由不可重建性梗阻或非梗阻性无精子症导致的男性不育,可通过显微外科附睾抽吸术(MESA)或睾丸精子提取术(TESE),随后进行卵胞浆内单精子注射(ICSI)来治疗。

材料与方法

从1993年9月至2001年6月,我们对684例患者进行了1025次使用附睾或睾丸抽吸精子的ICSI手术。其中163个ICSI周期使用附睾精子,862个ICSI周期使用睾丸精子或精子细胞。TESE通过开放式活检进行,通常采用多房技术。抽吸的精子在冷冻保存(冷冻)后或抽吸后立即(新鲜)使用。

结果

538例患者患有梗阻性无精子症或射精功能障碍。在487例中,无精子症的根本原因是精子发生受损,继发于睾丸未降、化疗、放疗,或由唯支持细胞综合征、遗传疾病或不明病因引起。

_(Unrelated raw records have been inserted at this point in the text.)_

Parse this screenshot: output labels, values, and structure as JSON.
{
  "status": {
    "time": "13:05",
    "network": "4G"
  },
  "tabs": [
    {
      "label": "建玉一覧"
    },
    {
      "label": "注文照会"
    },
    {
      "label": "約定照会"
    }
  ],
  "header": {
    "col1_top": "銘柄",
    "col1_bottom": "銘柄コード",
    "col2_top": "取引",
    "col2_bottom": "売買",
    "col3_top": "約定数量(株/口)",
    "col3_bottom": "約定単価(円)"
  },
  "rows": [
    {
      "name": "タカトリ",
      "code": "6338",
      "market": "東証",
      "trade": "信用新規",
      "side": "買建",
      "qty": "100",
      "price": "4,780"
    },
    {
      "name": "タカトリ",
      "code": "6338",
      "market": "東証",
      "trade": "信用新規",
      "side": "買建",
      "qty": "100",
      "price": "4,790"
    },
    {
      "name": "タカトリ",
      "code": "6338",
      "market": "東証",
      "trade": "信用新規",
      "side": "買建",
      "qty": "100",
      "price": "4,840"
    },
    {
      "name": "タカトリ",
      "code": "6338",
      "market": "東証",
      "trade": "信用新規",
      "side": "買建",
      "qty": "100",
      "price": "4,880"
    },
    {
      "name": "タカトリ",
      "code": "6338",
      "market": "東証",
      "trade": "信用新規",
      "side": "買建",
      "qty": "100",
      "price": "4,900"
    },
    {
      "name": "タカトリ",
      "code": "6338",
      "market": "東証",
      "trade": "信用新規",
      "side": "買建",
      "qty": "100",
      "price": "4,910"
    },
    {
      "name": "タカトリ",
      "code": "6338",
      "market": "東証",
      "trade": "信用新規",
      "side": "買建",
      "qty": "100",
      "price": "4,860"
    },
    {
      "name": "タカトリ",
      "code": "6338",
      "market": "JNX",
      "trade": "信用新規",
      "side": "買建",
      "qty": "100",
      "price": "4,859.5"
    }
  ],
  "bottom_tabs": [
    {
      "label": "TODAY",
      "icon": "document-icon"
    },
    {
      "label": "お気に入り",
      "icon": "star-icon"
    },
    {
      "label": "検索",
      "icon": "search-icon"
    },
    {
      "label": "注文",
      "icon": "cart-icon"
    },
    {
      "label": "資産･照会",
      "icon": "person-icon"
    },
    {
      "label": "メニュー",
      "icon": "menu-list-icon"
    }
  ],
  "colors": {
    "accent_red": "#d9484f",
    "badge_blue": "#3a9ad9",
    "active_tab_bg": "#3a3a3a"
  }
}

在精液梗阻的病例中,每个ICSI周期的移植率、妊娠率和出生率在睾丸精子和附睾精子之间无统计学显著差异(两种情况的平均出生率均为28%)。然而,就不育的根本原因而言,出生率存在高度显著差异。相比之下,在治疗非梗阻性无精子症时,我们观察到每个周期的出生率为19%。在所有患者组中,新鲜精子的出生率与冷冻保存精子的出生率无差异。多房TESE术后40%的患者出现睾丸损伤的临床体征。

结论

无精子症的根本原因是使用附睾和睾丸精子进行ICSI结果的最重要因素。在非梗阻性无精子症病例中,与梗阻性无精子症病例的结果相比,妊娠率较低。新鲜精子和冷冻保存精子之间无差异。TESE联合ICSI是治疗高促性腺激素性性腺功能减退引起的无精子症最有效的方法。TESE手术的发病率高度相关,如果采用该技术则必须予以考虑。